Artikel 5 - Gedoogplicht naamdragers

  • 1. Indien het College het nodig oordeelt dat borden met een wijk- of buurtaanduiding, borden met namen van openbare ruimten en/of verwijsborden aan een bouwwerk, gebouw, muur, paal, schutting of een andere soort terreinafscheiding worden aangebracht, is de rechthebbende verplicht toe te laten dat de hier bedoelde borden vanwege of op verzoek en overeenkomstig de aanwijzingen van het College worden aangebracht, onderhouden, gewijzigd of verwijderd.

  • 2. De rechthebbende dient er zorg voor te dragen dat de in het eerste lid genoemde borden vanaf de openbare weg duidelijk leesbaar blijven.

Artikel 6 - Nummerdragers aanbrengen

  • 1. De rechthebbende is verplicht de nummeraanduiding, zoals bedoeld in artikel 3, eerste lid, binnen vier weken na kennisgeving van het besluit van het College aan te brengen.

  • 2. Tenzij door het College anders is besloten, is de rechthebbende van een object verplicht het in het eerste lid genoemde nummer, alsmede daarmee verband houdende verwijs- en verzamelborden aan te brengen op een nader per besluit te bepalen wijze.

  • 3. Indien een object nog niet is voltooid, wordt het nummer binnen vier weken na voltooiing aangebracht.

  • 4. Het College kan de in het eerste en derde lid genoemde termijn verlengen.

Artikel 7 - Uitvoeringsvoorschriften

  • 1. Het College is bevoegd nadere uitvoeringsvoorschriften te stellen betreffende het bepaalde in deze verordening.

Artikel 8 - Strafbepaling

  • 1. Overtreding van artikel 4, tweede en derde lid, of het niet voldoen aan de bepalingen in artikel 5 en 6, wordt gestraft met een geldboete van de eerste categorie.

  • 2. De opsporing van het in het eerste lid strafbaar gestelde feiten is, naast de in artikel 141 van het Wetboek van Strafvordering genoemde opsporingsambtenaren, opgedragen aan hen die door het College met de zorg voor de naleving van deze verordening zijn belast, ieder voor zover het feiten betreft die in de aanwijzing zijn vermeld.

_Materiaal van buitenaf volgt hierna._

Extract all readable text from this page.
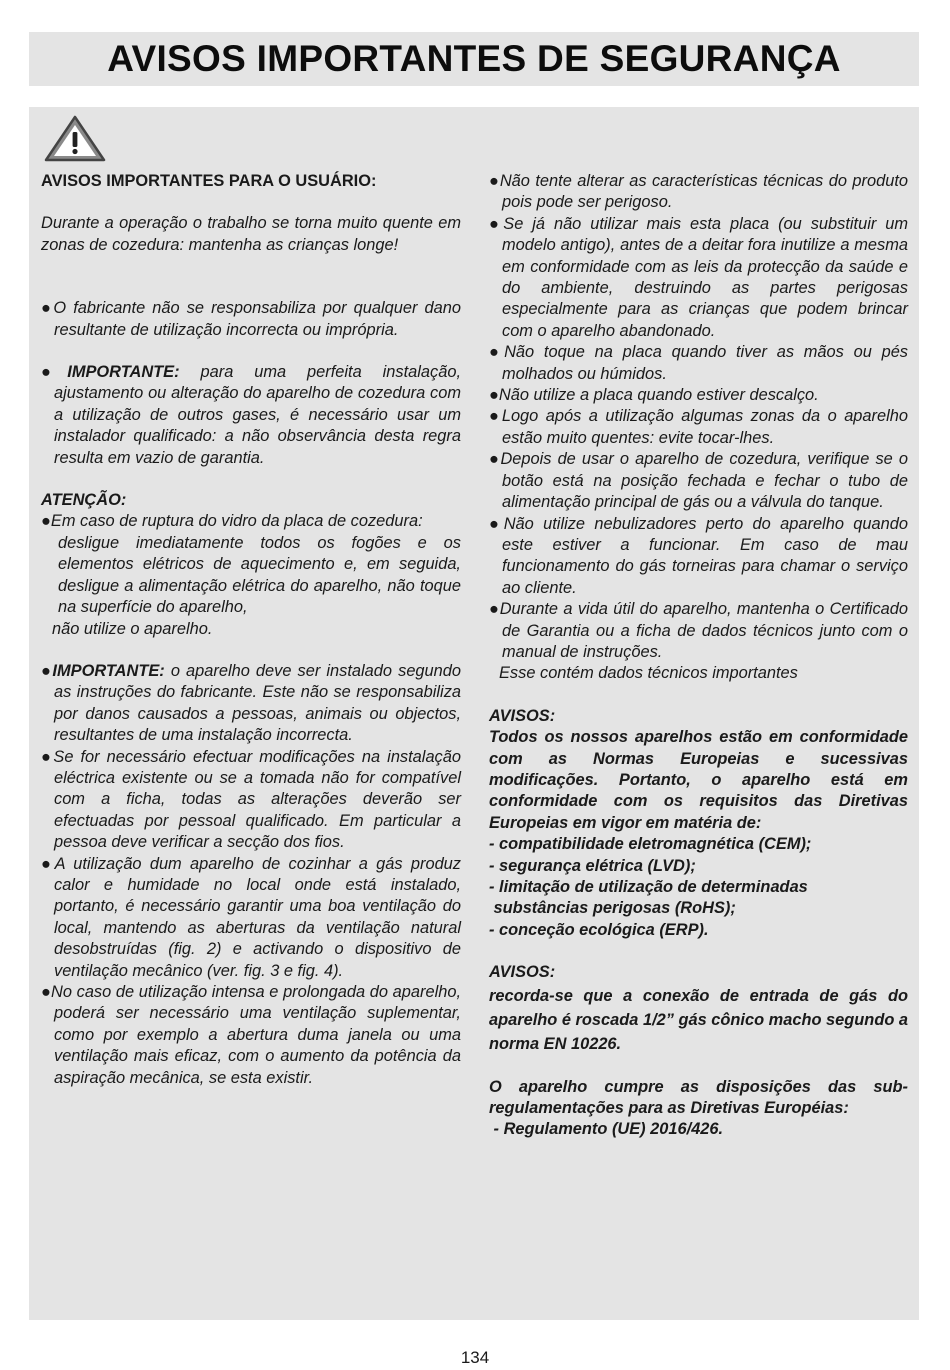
AVISOS IMPORTANTES DE SEGURANÇA

AVISOS IMPORTANTES PARA O USUÁRIO:

Durante a operação o trabalho se torna muito quente em zonas de cozedura: mantenha as crianças longe!

●O fabricante não se responsabiliza por qualquer dano resultante de utilização incorrecta ou imprópria.

●IMPORTANTE: para uma perfeita instalação, ajustamento ou alteração do aparelho de cozedura com a utilização de outros gases, é necessário usar um instalador qualificado: a não observância desta regra resulta em vazio de garantia.

ATENÇÃO:

●Em caso de ruptura do vidro da placa de cozedura:

desligue imediatamente todos os fogões e os elementos elétricos de aquecimento e, em seguida, desligue a alimentação elétrica do aparelho, não toque na superfície do aparelho,

não utilize o aparelho.

●IMPORTANTE: o aparelho deve ser instalado segundo as instruções do fabricante. Este não se responsabiliza por danos causados a pessoas, animais ou objectos, resultantes de uma instalação incorrecta.

●Se for necessário efectuar modificações na instalação eléctrica existente ou se a tomada não for compatível com a ficha, todas as alterações deverão ser efectuadas por pessoal qualificado. Em particular a pessoa deve verificar a secção dos fios.

●A utilização dum aparelho de cozinhar a gás produz calor e humidade no local onde está instalado, portanto, é necessário garantir uma boa ventilação do local, mantendo as aberturas da ventilação natural desobstruídas (fig. 2) e activando o dispositivo de ventilação mecânico (ver. fig. 3 e fig. 4).

●No caso de utilização intensa e prolongada do aparelho, poderá ser necessário uma ventilação suplementar, como por exemplo a abertura duma janela ou uma ventilação mais eficaz, com o aumento da potência da aspiração mecânica, se esta existir.

●Não tente alterar as características técnicas do produto pois pode ser perigoso.

●Se já não utilizar mais esta placa (ou substituir um modelo antigo), antes de a deitar fora inutilize a mesma em conformidade com as leis da protecção da saúde e do ambiente, destruindo as partes perigosas especialmente para as crianças que podem brincar com o aparelho abandonado.

●Não toque na placa quando tiver as mãos ou pés molhados ou húmidos.

●Não utilize a placa quando estiver descalço.

●Logo após a utilização algumas zonas da o aparelho estão muito quentes: evite tocar-lhes.

●Depois de usar o aparelho de cozedura, verifique se o botão está na posição fechada e fechar o tubo de alimentação principal de gás ou a válvula do tanque.

●Não utilize nebulizadores perto do aparelho quando este estiver a funcionar. Em caso de mau funcionamento do gás torneiras para chamar o serviço ao cliente.

●Durante a vida útil do aparelho, mantenha o Certificado de Garantia ou a ficha de dados técnicos junto com o manual de instruções.

Esse contém dados técnicos importantes

AVISOS:

Todos os nossos aparelhos estão em conformidade com as Normas Europeias e sucessivas modificações. Portanto, o aparelho está em conformidade com os requisitos das Diretivas Europeias em vigor em matéria de:

- compatibilidade eletromagnética (CEM);

- segurança elétrica (LVD);

- limitação de utilização de determinadas

substâncias perigosas (RoHS);

- conceção ecológica (ERP).

AVISOS:

recorda-se que a conexão de entrada de gás do aparelho é roscada 1/2” gás cônico macho segundo a norma EN 10226.

O aparelho cumpre as disposições das sub-regulamentações para as Diretivas Européias:

- Regulamento (UE) 2016/426.

134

Artikel 9 - Inwerkingtreding

De verordening treedt in werking op een door het College te bepalen datum.

Artikel 10 - Vervallen oude regels

Met de inwerkingtreding van deze verordening vervalt de Verordening Huisnummering, d.d. 2 mei 1995.

Artikel 11 - Overgangsbepalingen

  • 1. Namen en adressen die op grond van de in artikel 10 genoemde regels en voorschriften aan delen van de openbare ruimte en objecten zijn toegekend, blijven na het in werking treden van deze verordening bestaan.

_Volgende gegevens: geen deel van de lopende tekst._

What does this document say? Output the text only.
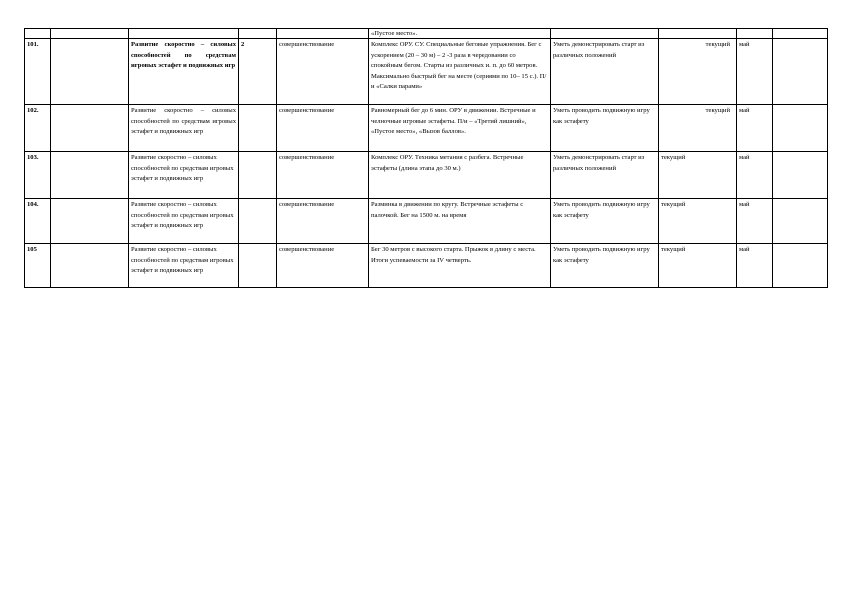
					«Пустое место».				
101.		Развитие скоростно – силовых способностей по средствам игровых эстафет и подвижных игр	2	совершенствование	Комплекс ОРУ. СУ. Специальные беговые упражнения. Бег с ускорением (20 – 30 м) – 2 -3 раза в чередовании со спокойным бегом. Старты из различных и. п. до 60 метров. Максимально быстрый бег на месте (сериями по 10– 15 с.). П/и «Салки парами»	Уметь демонстрировать старт из различных положений	текущий	май	
102.		Развитие скоростно – силовых способностей по средствам игровых эстафет и подвижных игр		совершенствование	Равномерный бег до 6 мин. ОРУ в движении. Встречные и челночные игровые эстафеты. П/и – «Третий лишний», «Пустое место», «Вызов баллов».	Уметь проводить подвижную игру как эстафету	текущий	май	
103.		Развитие скоростно – силовых способностей по средствам игровых эстафет и подвижных игр		совершенствование	Комплекс ОРУ. Техника метания с разбега. Встречные эстафеты (длина этапа до 30 м.)	Уметь демонстрировать старт из различных положений	текущий	май	
104.		Развитие скоростно – силовых способностей по средствам игровых эстафет и подвижных игр		совершенствование	Разминка в движении по кругу. Встречные эстафеты с палочкой. Бег на 1500 м. на время	Уметь проводить подвижную игру как эстафету	текущий	май	
105		Развитие скоростно – силовых способностей по средствам игровых эстафет и подвижных игр		совершенствование	Бег 30 метров с высокого старта. Прыжок в длину с места. Итоги успеваемости за IV четверть.	Уметь проводить подвижную игру как эстафету	текущий	май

  • 2. Het College kan in afwijking van het eerste lid besluiten dat de op grond van de in het eerste lid genoemde regels en voorschriften toegekende namen en adressen en de daarbij aangebrachte nummerdragers, binnen een door hem te bepalen termijn moeten worden vervangen door namen en nummers die voldoen aan de bij of krachtens deze verordening gestelde voorschriften.

  • 3. Bij het wijzigen van een naam, adres en/of nummerdrager, als bedoeld in het tweede lid, zullen zowel de oude en de nieuwe naam als het oude en het nieuwe nummer gedurende een jaar mogen worden gebruikt op een nadere, bij besluit te bepalen wijze.

Artikel 12 - Citeertitel

Deze verordening wordt aangehaald als de Verordening naamgeving en adressering Gemeente Eijsden 2008

Aldus vastgesteld in de openbare raadsvergadering van 18 december 2007.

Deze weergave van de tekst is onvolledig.